Location
- Rectory Road St Stephen-in-Brannel, Cornwall, PL26 7RN England 50°20′20″N 4°53′27″W﻿ / ﻿50.33902°N 4.8908°W

Information
- Type: Academy
- Established: 1961
- Local authority: Cornwall Council
- Trust: Cornwall Education Learning Trust
- Department for Education URN: 145108 Tables
- Ofsted: Reports
- Headteacher: Chris Liles
- Gender: Co-educational
- Age: 11 to 16
- Enrolment: 854 as of September 2022
- Website: www.brannel.com

= Brannel School =

Brannel School (Skol Branel) is a co-educational English-language secondary school located in St Stephen-in-Brannel, in Cornwall, England, UK. There are around 750 children aged 11–16 on roll.

The school was established in 1961 and was designated as a 'Beacon School' in 2000. Brannel School became a specialist college for English and the Performing Arts in 2005, and in November 2017 the school became an academy as part of the Cornwall Education Learning Trust.

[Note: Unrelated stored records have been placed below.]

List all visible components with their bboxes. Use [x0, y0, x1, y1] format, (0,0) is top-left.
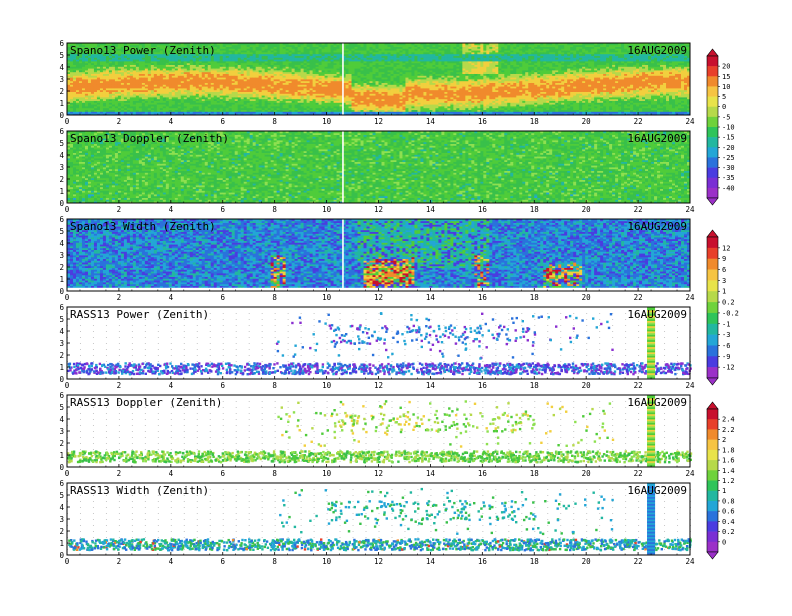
panel-1: Spano13 Power (Zenith) 16AUG20090 2 4 6 8 10 12… — [59, 39, 695, 126]
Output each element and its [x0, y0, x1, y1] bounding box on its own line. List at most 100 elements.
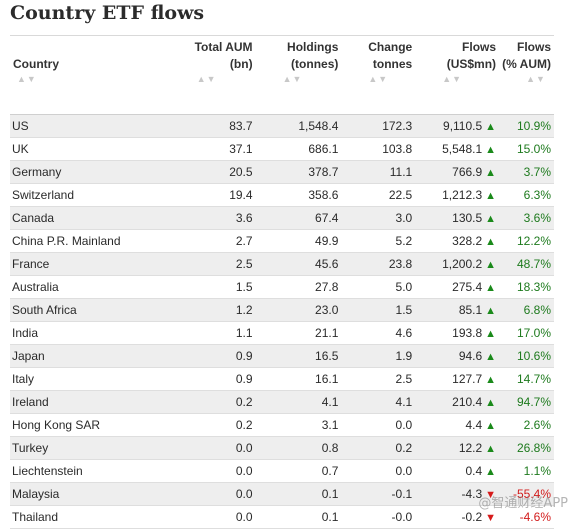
- table-row: Thailand 0.0 0.1 -0.0 -0.2 ▼ -4.6%: [10, 505, 554, 529]
- cell-holdings: 16.1: [255, 367, 342, 391]
- cell-total-aum: 1.1: [169, 321, 256, 345]
- cell-flows: 0.4 ▲: [415, 459, 500, 483]
- triangle-up-icon: ▲: [485, 167, 497, 179]
- cell-flows-pct: 10.9%: [499, 114, 554, 138]
- cell-flows-pct: 26.8%: [499, 436, 554, 460]
- cell-flows: 127.7 ▲: [415, 367, 500, 391]
- column-header-flows-usd[interactable]: Flows (US$mn) ▲▼: [415, 36, 500, 115]
- column-header-holdings[interactable]: Holdings (tonnes) ▲▼: [255, 36, 342, 115]
- flows-value: 193.8: [452, 326, 483, 340]
- sort-icon[interactable]: ▲▼: [368, 74, 389, 84]
- sort-icon[interactable]: ▲▼: [526, 74, 546, 84]
- triangle-up-icon: ▲: [485, 305, 497, 317]
- flows-value: 0.4: [465, 464, 483, 478]
- sort-icon[interactable]: ▲▼: [442, 74, 463, 84]
- column-header-flows-pct[interactable]: Flows (% AUM) ▲▼: [499, 36, 554, 115]
- cell-flows-pct: 3.6%: [499, 206, 554, 230]
- flows-value: 766.9: [452, 165, 483, 179]
- cell-total-aum: 0.0: [169, 482, 256, 506]
- triangle-up-icon: ▲: [485, 144, 497, 156]
- flows-value: -4.3: [461, 487, 483, 501]
- cell-total-aum: 83.7: [169, 114, 256, 138]
- cell-flows-pct: 48.7%: [499, 252, 554, 276]
- cell-country: Liechtenstein: [10, 459, 170, 483]
- cell-change: -0.0: [341, 505, 416, 529]
- column-header-unit: (bn): [229, 57, 253, 71]
- cell-flows-pct: 12.2%: [499, 229, 554, 253]
- flows-value: 5,548.1: [442, 142, 483, 156]
- cell-total-aum: 1.5: [169, 275, 256, 299]
- cell-country: India: [10, 321, 170, 345]
- table-row: Liechtenstein 0.0 0.7 0.0 0.4 ▲ 1.1%: [10, 459, 554, 483]
- column-header-label: Total AUM: [194, 40, 253, 54]
- table-row: Australia 1.5 27.8 5.0 275.4 ▲ 18.3%: [10, 275, 554, 299]
- flows-value: 1,212.3: [442, 188, 483, 202]
- table-row: China P.R. Mainland 2.7 49.9 5.2 328.2 ▲ 12.2%: [10, 229, 554, 253]
- table-row: India 1.1 21.1 4.6 193.8 ▲ 17.0%: [10, 321, 554, 345]
- flows-value: 85.1: [458, 303, 483, 317]
- table-row: Italy 0.9 16.1 2.5 127.7 ▲ 14.7%: [10, 367, 554, 391]
- triangle-up-icon: ▲: [485, 121, 497, 133]
- cell-holdings: 0.1: [255, 505, 342, 529]
- cell-flows-pct: 2.6%: [499, 413, 554, 437]
- sort-icon[interactable]: ▲▼: [196, 74, 217, 84]
- cell-holdings: 0.7: [255, 459, 342, 483]
- cell-change: 2.5: [341, 367, 416, 391]
- cell-change: 23.8: [341, 252, 416, 276]
- cell-country: Thailand: [10, 505, 170, 529]
- flows-value: 9,110.5: [443, 119, 483, 133]
- column-header-unit: (tonnes): [291, 57, 339, 71]
- cell-country: Turkey: [10, 436, 170, 460]
- cell-flows: 130.5 ▲: [415, 206, 500, 230]
- cell-total-aum: 19.4: [169, 183, 256, 207]
- cell-flows: 85.1 ▲: [415, 298, 500, 322]
- table-row: UK 37.1 686.1 103.8 5,548.1 ▲ 15.0%: [10, 137, 554, 161]
- cell-total-aum: 2.7: [169, 229, 256, 253]
- flows-value: 210.4: [452, 395, 483, 409]
- cell-flows: 766.9 ▲: [415, 160, 500, 184]
- triangle-up-icon: ▲: [485, 420, 497, 432]
- table-row: Ireland 0.2 4.1 4.1 210.4 ▲ 94.7%: [10, 390, 554, 414]
- column-header-label: Holdings: [287, 40, 339, 54]
- column-header-total-aum[interactable]: Total AUM (bn) ▲▼: [169, 36, 256, 115]
- cell-country: US: [10, 114, 170, 138]
- title-divider: [10, 35, 554, 36]
- cell-flows: 94.6 ▲: [415, 344, 500, 368]
- cell-flows-pct: 6.8%: [499, 298, 554, 322]
- cell-flows-pct: 3.7%: [499, 160, 554, 184]
- cell-change: 4.6: [341, 321, 416, 345]
- flows-value: 4.4: [465, 418, 483, 432]
- column-header-label: Country: [13, 57, 59, 71]
- cell-flows-pct: 18.3%: [499, 275, 554, 299]
- cell-country: Japan: [10, 344, 170, 368]
- cell-flows: 275.4 ▲: [415, 275, 500, 299]
- cell-total-aum: 0.0: [169, 505, 256, 529]
- cell-flows-pct: 1.1%: [499, 459, 554, 483]
- cell-total-aum: 37.1: [169, 137, 256, 161]
- sort-icon[interactable]: ▲▼: [17, 74, 37, 84]
- column-header-change[interactable]: Change tonnes ▲▼: [341, 36, 416, 115]
- cell-holdings: 0.8: [255, 436, 342, 460]
- cell-holdings: 67.4: [255, 206, 342, 230]
- cell-change: 1.9: [341, 344, 416, 368]
- cell-holdings: 45.6: [255, 252, 342, 276]
- sort-icon[interactable]: ▲▼: [282, 74, 303, 84]
- cell-flows: 4.4 ▲: [415, 413, 500, 437]
- triangle-up-icon: ▲: [485, 259, 497, 271]
- cell-total-aum: 0.2: [169, 390, 256, 414]
- triangle-up-icon: ▲: [485, 282, 497, 294]
- cell-change: 1.5: [341, 298, 416, 322]
- column-header-unit: (% AUM): [502, 57, 551, 71]
- cell-flows: 1,200.2 ▲: [415, 252, 500, 276]
- cell-flows-pct: 17.0%: [499, 321, 554, 345]
- column-header-country[interactable]: Country ▲▼: [10, 36, 170, 115]
- column-header-label: Flows: [462, 40, 497, 54]
- flows-value: 94.6: [458, 349, 483, 363]
- cell-change: 0.2: [341, 436, 416, 460]
- cell-country: Germany: [10, 160, 170, 184]
- cell-holdings: 3.1: [255, 413, 342, 437]
- cell-holdings: 21.1: [255, 321, 342, 345]
- cell-change: 0.0: [341, 413, 416, 437]
- cell-total-aum: 0.2: [169, 413, 256, 437]
- cell-total-aum: 20.5: [169, 160, 256, 184]
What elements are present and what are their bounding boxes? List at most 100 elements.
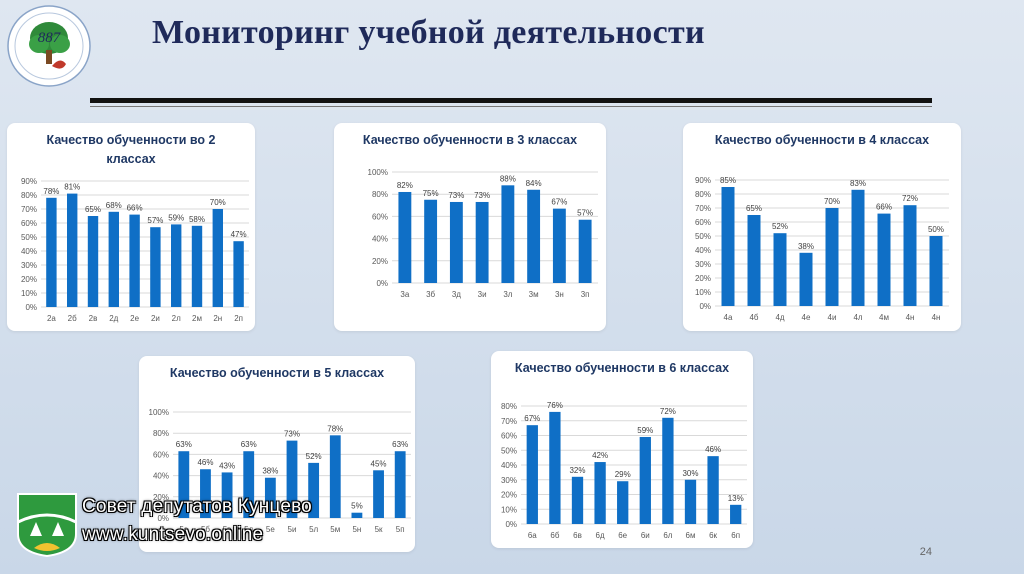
y-tick-label: 10% xyxy=(501,505,517,514)
data-label: 85% xyxy=(720,176,736,185)
bar xyxy=(707,456,719,524)
y-tick-label: 80% xyxy=(21,191,37,200)
x-tick-label: 6к xyxy=(709,531,717,540)
bar xyxy=(877,213,891,306)
bar xyxy=(191,225,203,307)
x-tick-label: 5н xyxy=(352,525,361,534)
bar xyxy=(527,189,541,283)
y-tick-label: 0% xyxy=(699,302,711,311)
chart-card-grade-2: Качество обученности во 2 классах 0% 10% 2… xyxy=(7,123,255,331)
y-tick-label: 20% xyxy=(153,493,169,502)
data-label: 78% xyxy=(327,424,343,433)
x-tick-label: 5в xyxy=(223,525,232,534)
x-tick-label: 3а xyxy=(400,290,409,299)
x-tick-label: 3д xyxy=(452,290,461,299)
bar xyxy=(549,411,561,524)
data-label: 29% xyxy=(615,470,631,479)
x-tick-label: 2м xyxy=(192,314,202,323)
y-tick-label: 40% xyxy=(372,235,388,244)
y-tick-label: 40% xyxy=(501,461,517,470)
bar xyxy=(373,470,384,518)
y-tick-label: 0% xyxy=(505,520,517,529)
data-label: 5% xyxy=(351,502,363,511)
x-tick-label: 4б xyxy=(749,313,758,322)
x-tick-label: 6д xyxy=(596,531,605,540)
x-tick-label: 2а xyxy=(47,314,56,323)
x-tick-label: 3м xyxy=(529,290,539,299)
bar xyxy=(594,462,606,524)
bar xyxy=(552,208,566,283)
data-label: 42% xyxy=(592,451,608,460)
bar xyxy=(449,201,463,283)
bar xyxy=(87,216,99,307)
y-tick-label: 60% xyxy=(501,432,517,441)
bar xyxy=(617,481,629,524)
x-tick-label: 3б xyxy=(426,290,435,299)
bar xyxy=(773,233,787,306)
y-tick-label: 60% xyxy=(21,219,37,228)
data-label: 81% xyxy=(64,183,80,192)
district-emblem-icon xyxy=(17,493,77,558)
bar xyxy=(578,219,592,283)
data-label: 65% xyxy=(746,204,762,213)
bar xyxy=(730,504,742,524)
data-label: 46% xyxy=(197,458,213,467)
x-tick-label: 2и xyxy=(151,314,160,323)
title-divider xyxy=(90,98,932,103)
chart-title-grade-5: Качество обученности в 5 классах xyxy=(169,366,385,380)
y-tick-label: 60% xyxy=(695,218,711,227)
data-label: 67% xyxy=(524,414,540,423)
data-label: 30% xyxy=(682,469,698,478)
bar xyxy=(571,476,584,524)
data-label: 84% xyxy=(526,179,542,188)
bar xyxy=(851,189,865,306)
x-tick-label: 4а xyxy=(724,313,733,322)
watermark: Совет депутатов Кунцево www.kuntsevo.onl… xyxy=(16,490,316,560)
y-tick-label: 10% xyxy=(695,288,711,297)
chart-title-grade-2: Качество обученности во 2 классах xyxy=(46,133,216,166)
data-label: 73% xyxy=(474,191,490,200)
x-tick-label: 5б xyxy=(201,525,210,534)
x-tick-label: 3н xyxy=(555,290,564,299)
data-label: 66% xyxy=(127,204,143,213)
data-label: 58% xyxy=(189,215,205,224)
x-tick-label: 6в xyxy=(573,531,582,540)
y-tick-label: 0% xyxy=(157,514,169,523)
logo-number: 887 xyxy=(38,30,62,46)
bar xyxy=(200,469,211,518)
data-label: 70% xyxy=(824,197,840,206)
data-label: 63% xyxy=(241,440,257,449)
x-tick-label: 5л xyxy=(309,525,318,534)
data-label: 70% xyxy=(210,198,226,207)
y-tick-label: 20% xyxy=(372,257,388,266)
y-tick-label: 40% xyxy=(695,246,711,255)
data-label: 73% xyxy=(448,191,464,200)
chart-title-grade-3: Качество обученности в 3 классах xyxy=(362,133,578,147)
x-tick-label: 3и xyxy=(478,290,487,299)
x-tick-label: 4е xyxy=(802,313,811,322)
data-label: 57% xyxy=(577,209,593,218)
y-tick-label: 40% xyxy=(21,247,37,256)
bar xyxy=(475,201,489,283)
x-tick-label: 6м xyxy=(686,531,696,540)
y-tick-label: 80% xyxy=(372,190,388,199)
y-tick-label: 60% xyxy=(153,450,169,459)
bar xyxy=(171,224,182,307)
data-label: 63% xyxy=(176,440,192,449)
bar xyxy=(684,479,697,524)
y-tick-label: 20% xyxy=(695,274,711,283)
x-tick-label: 2б xyxy=(68,314,77,323)
y-tick-label: 0% xyxy=(25,303,37,312)
bar xyxy=(721,187,735,306)
data-label: 32% xyxy=(569,466,585,475)
x-tick-label: 4л xyxy=(853,313,862,322)
bar xyxy=(286,440,298,518)
x-tick-label: 2е xyxy=(130,314,139,323)
data-label: 75% xyxy=(423,189,439,198)
x-tick-label: 6е xyxy=(618,531,627,540)
watermark-url[interactable]: www.kuntsevo.online xyxy=(82,524,264,545)
data-label: 43% xyxy=(219,461,235,470)
data-label: 59% xyxy=(637,426,653,435)
data-label: 52% xyxy=(772,222,788,231)
data-label: 72% xyxy=(902,194,918,203)
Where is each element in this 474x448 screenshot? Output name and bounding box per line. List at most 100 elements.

Brannel School offers a broad curriculum for students with options being studied in Years 10 and 11. The school also has a specialist provision for students with severe physical disabilities.

==The Bell Theatre==
The Bell Theatre is a theatre and cinema located at Brannel School. Named after a previous headteacher, Mr Ray Bell, the 200-seat venue plays host to various touring and community theatre productions, as well as being used as a facility pupils attending the school. In September 2015 digital cinema projection equipment was installed in the theatre, and the venue also now shows films for the local community.